If you chose the upper left set, then you are normal. You are also wrong.
All these sets are equally likely to be dealt.
I know; there’s only one royal flush in spades in the whole deck, and there are a LOT of sets like the one on the upper right. But “like” is not the same as identical. How many sets of five cards are there in a deck that are identical to the one on the upper right? Yup, just one. There is only one set of cards in the deck exactly like the one on the upper left, and there is only one set of cards exactly like the one in the upper right. These two sets are equally likely to occur. And, of course, the same is true for the third set. You might want to pause here to let that sink in.
When thinking of cards we have a tendency to think about groups more than individuals. The group of royal flushes in a deck of cards is a tiny group, just four members. Whereas, the group of “junk” hands, like the one on the upper right, is a huge group, over 2 million of them. If you have been paying attention in the school of life, you should know by now that a statement that may be true when comparing groups, is not necessarily true when comparing individuals from those groups. That’s true of cards, as well.
If the question above had been “Which is least likely to be dealt, a hand from the group of royal flushes, or one from the group of ‘junk’ hands?”, then the correct answer would be, of course, the royal flush group. But the original question was about individual hands, not groups.

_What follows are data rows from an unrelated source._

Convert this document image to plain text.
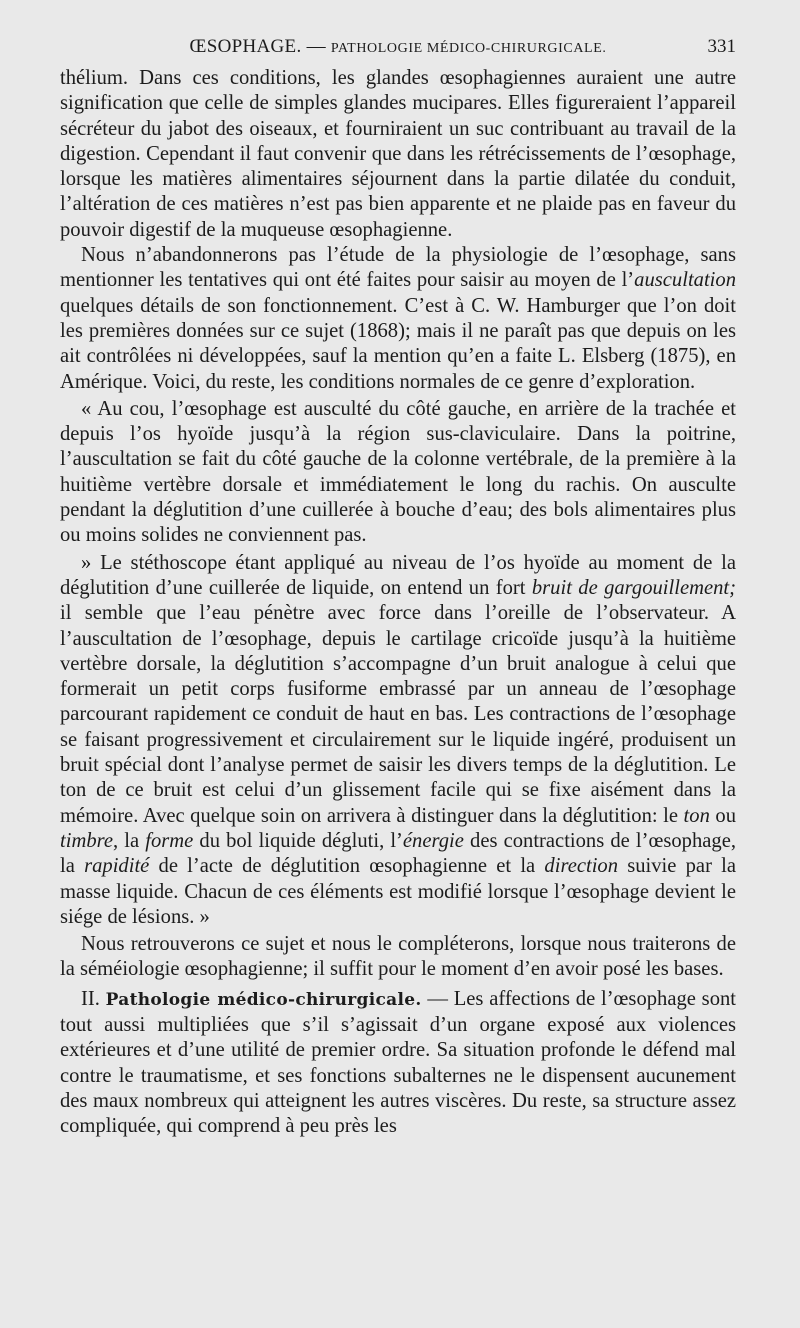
ŒSOPHAGE. — PATHOLOGIE MÉDICO-CHIRURGICALE.	331

thélium. Dans ces conditions, les glandes œsophagiennes auraient une autre signification que celle de simples glandes mucipares. Elles figureraient l’appareil sécréteur du jabot des oiseaux, et fourniraient un suc contribuant au travail de la digestion. Cependant il faut convenir que dans les rétrécissements de l’œsophage, lorsque les matières alimentaires séjournent dans la partie dilatée du conduit, l’altération de ces matières n’est pas bien apparente et ne plaide pas en faveur du pouvoir digestif de la muqueuse œsophagienne.

Nous n’abandonnerons pas l’étude de la physiologie de l’œsophage, sans mentionner les tentatives qui ont été faites pour saisir au moyen de l’auscultation quelques détails de son fonctionnement. C’est à C. W. Hamburger que l’on doit les premières données sur ce sujet (1868); mais il ne paraît pas que depuis on les ait contrôlées ni développées, sauf la mention qu’en a faite L. Elsberg (1875), en Amérique. Voici, du reste, les conditions normales de ce genre d’exploration.

« Au cou, l’œsophage est ausculté du côté gauche, en arrière de la trachée et depuis l’os hyoïde jusqu’à la région sus-claviculaire. Dans la poitrine, l’auscultation se fait du côté gauche de la colonne vertébrale, de la première à la huitième vertèbre dorsale et immédiatement le long du rachis. On ausculte pendant la déglutition d’une cuillerée à bouche d’eau; des bols alimentaires plus ou moins solides ne conviennent pas.

» Le stéthoscope étant appliqué au niveau de l’os hyoïde au moment de la déglutition d’une cuillerée de liquide, on entend un fort bruit de gargouillement; il semble que l’eau pénètre avec force dans l’oreille de l’observateur. A l’auscultation de l’œsophage, depuis le cartilage cricoïde jusqu’à la huitième vertèbre dorsale, la déglutition s’accompagne d’un bruit analogue à celui que formerait un petit corps fusiforme embrassé par un anneau de l’œsophage parcourant rapidement ce conduit de haut en bas. Les contractions de l’œsophage se faisant progressivement et circulairement sur le liquide ingéré, produisent un bruit spécial dont l’analyse permet de saisir les divers temps de la déglutition. Le ton de ce bruit est celui d’un glissement facile qui se fixe aisément dans la mémoire. Avec quelque soin on arrivera à distinguer dans la déglutition: le ton ou timbre, la forme du bol liquide dégluti, l’énergie des contractions de l’œsophage, la rapidité de l’acte de déglutition œsophagienne et la direction suivie par la masse liquide. Chacun de ces éléments est modifié lorsque l’œsophage devient le siége de lésions. »

Nous retrouverons ce sujet et nous le compléterons, lorsque nous traiterons de la séméiologie œsophagienne; il suffit pour le moment d’en avoir posé les bases.

II. Pathologie médico-chirurgicale. — Les affections de l’œsophage sont tout aussi multipliées que s’il s’agissait d’un organe exposé aux violences extérieures et d’une utilité de premier ordre. Sa situation profonde le défend mal contre le traumatisme, et ses fonctions subalternes ne le dispensent aucunement des maux nombreux qui atteignent les autres viscères. Du reste, sa structure assez compliquée, qui comprend à peu près les
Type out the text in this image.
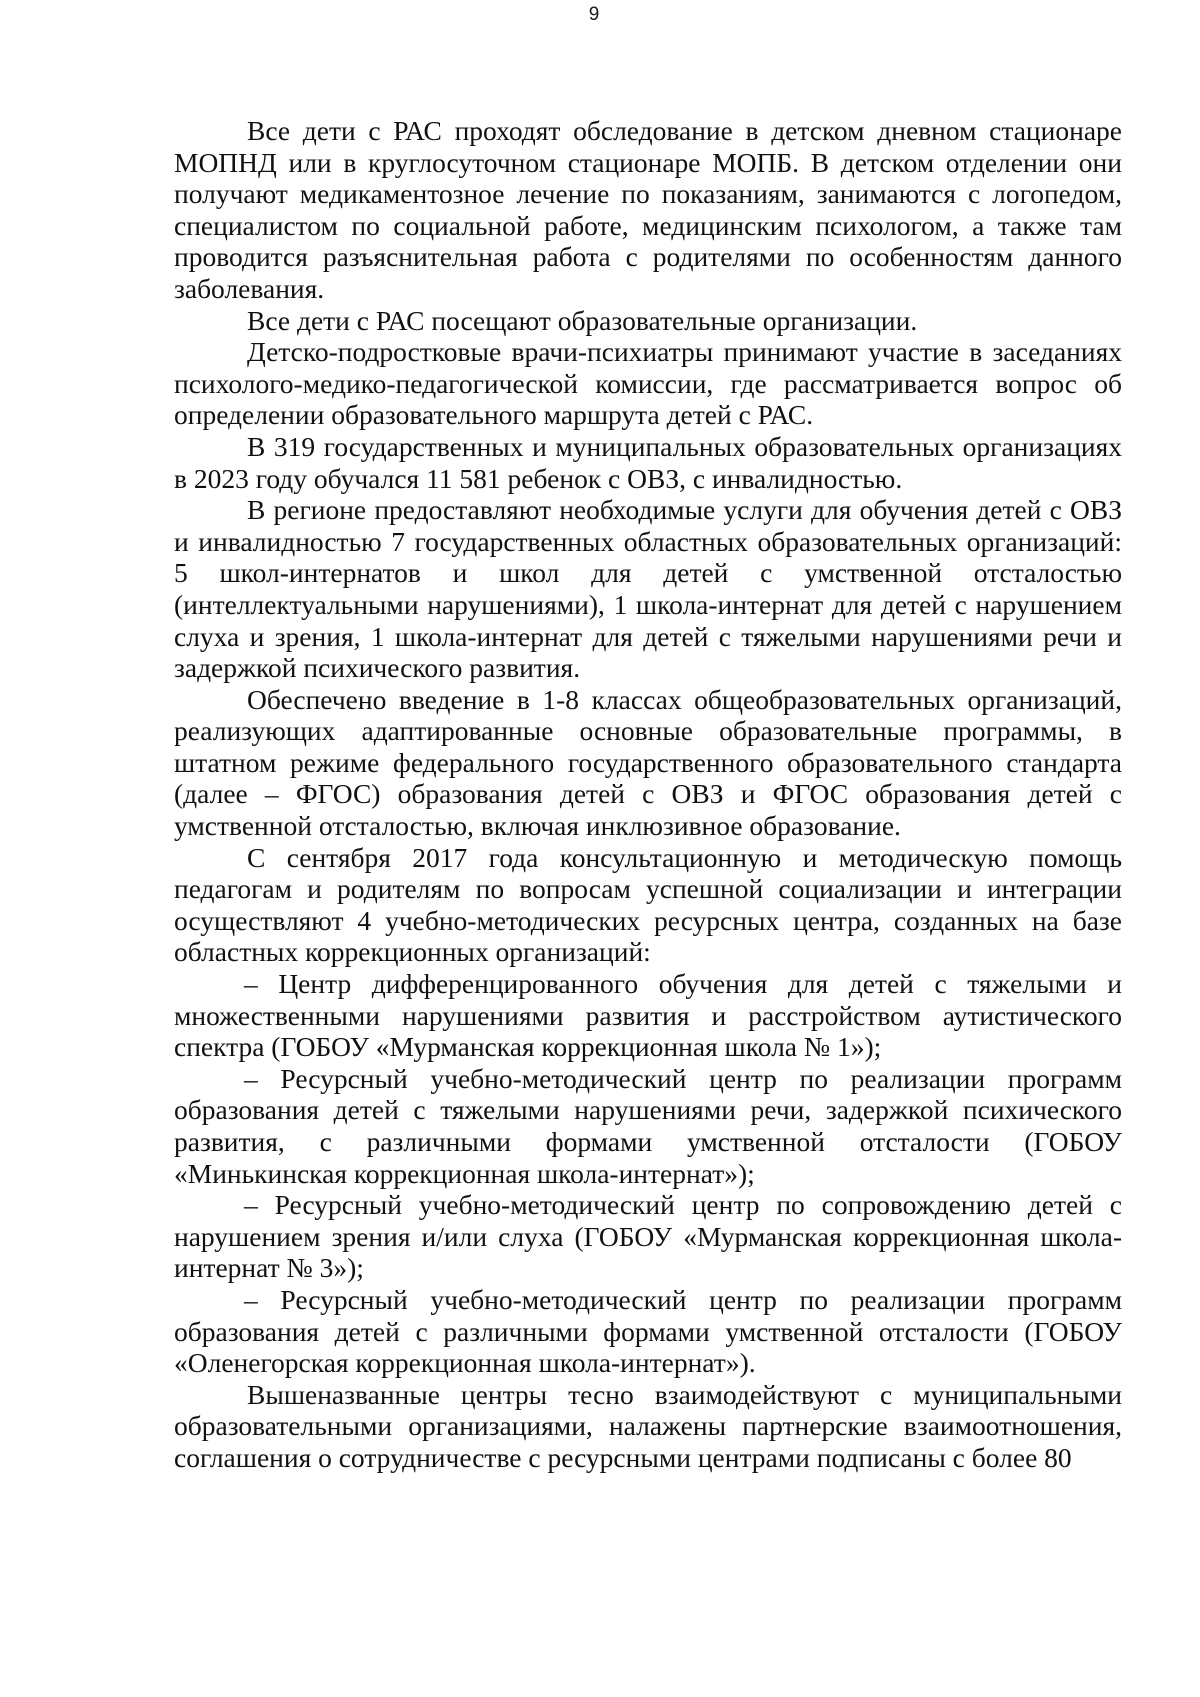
9

Все дети с РАС проходят обследование в детском дневном стационаре МОПНД или в круглосуточном стационаре МОПБ. В детском отделении они получают медикаментозное лечение по показаниям, занимаются с логопедом, специалистом по социальной работе, медицинским психологом, а также там проводится разъяснительная работа с родителями по особенностям данного заболевания.

Все дети с РАС посещают образовательные организации.

Детско-подростковые врачи-психиатры принимают участие в заседаниях психолого-медико-педагогической комиссии, где рассматривается вопрос об определении образовательного маршрута детей с РАС.

В 319 государственных и муниципальных образовательных организациях в 2023 году обучался 11 581 ребенок с ОВЗ, с инвалидностью.

В регионе предоставляют необходимые услуги для обучения детей с ОВЗ и инвалидностью 7 государственных областных образовательных организаций: 5 школ-интернатов и школ для детей с умственной отсталостью (интеллектуальными нарушениями), 1 школа-интернат для детей с нарушением слуха и зрения, 1 школа-интернат для детей с тяжелыми нарушениями речи и задержкой психического развития.

Обеспечено введение в 1-8 классах общеобразовательных организаций, реализующих адаптированные основные образовательные программы, в штатном режиме федерального государственного образовательного стандарта (далее – ФГОС) образования детей с ОВЗ и ФГОС образования детей с умственной отсталостью, включая инклюзивное образование.

С сентября 2017 года консультационную и методическую помощь педагогам и родителям по вопросам успешной социализации и интеграции осуществляют 4 учебно-методических ресурсных центра, созданных на базе областных коррекционных организаций:

– Центр дифференцированного обучения для детей с тяжелыми и множественными нарушениями развития и расстройством аутистического спектра (ГОБОУ «Мурманская коррекционная школа № 1»);

– Ресурсный учебно-методический центр по реализации программ образования детей с тяжелыми нарушениями речи, задержкой психического развития, с различными формами умственной отсталости (ГОБОУ «Минькинская коррекционная школа-интернат»);

– Ресурсный учебно-методический центр по сопровождению детей с нарушением зрения и/или слуха (ГОБОУ «Мурманская коррекционная школа-интернат № 3»);

– Ресурсный учебно-методический центр по реализации программ образования детей с различными формами умственной отсталости (ГОБОУ «Оленегорская коррекционная школа-интернат»).

Вышеназванные центры тесно взаимодействуют с муниципальными образовательными организациями, налажены партнерские взаимоотношения, соглашения о сотрудничестве с ресурсными центрами подписаны с более 80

A friend of mine stumbles over this mental mistake when buying a lottery ticket. He thinks that when picking lottery numbers, you should never pick consecutive numbers, like 16, 17, 18, 19, 20. His reasoning is that there are far fewer sets of numbers like that than there are junk sets (no pattern), like 16, 23, 26, 32, 41. This is true, of course, but he makes the mistake of comparing groups when he is betting on an individual. For the numbers 1 – 45 there are only 41 sets of five consecutive numbers, and there are over a million junk sets. But, again, “like” is not the same as identical. How many sets of five numbers are exactly like this: 16, 23, 26, 32, 41? Yup, only one set exactly like that. A set of consecutive numbers is just as likely to come up as any individual junk set. When you buy a lottery ticket you are not betting on the group of all junk sets; you are betting on one specific set. My friend says that a set of five consecutive numbers has never come up in the lottery. True. It is also true that there are over a million junk sets (almost all of them) that have never been a winner. If lotteries go on long enough, eventually the ping pong balls will spit out a consecutive set of numbers, and that will happen before many of the junk sets have been winners.
I am tempted to remind you of how this same lesson applies to people (individuals versus groups) and how we make the same kind of mistakes in thinking about people, that you did on the questions about cards or lotteries.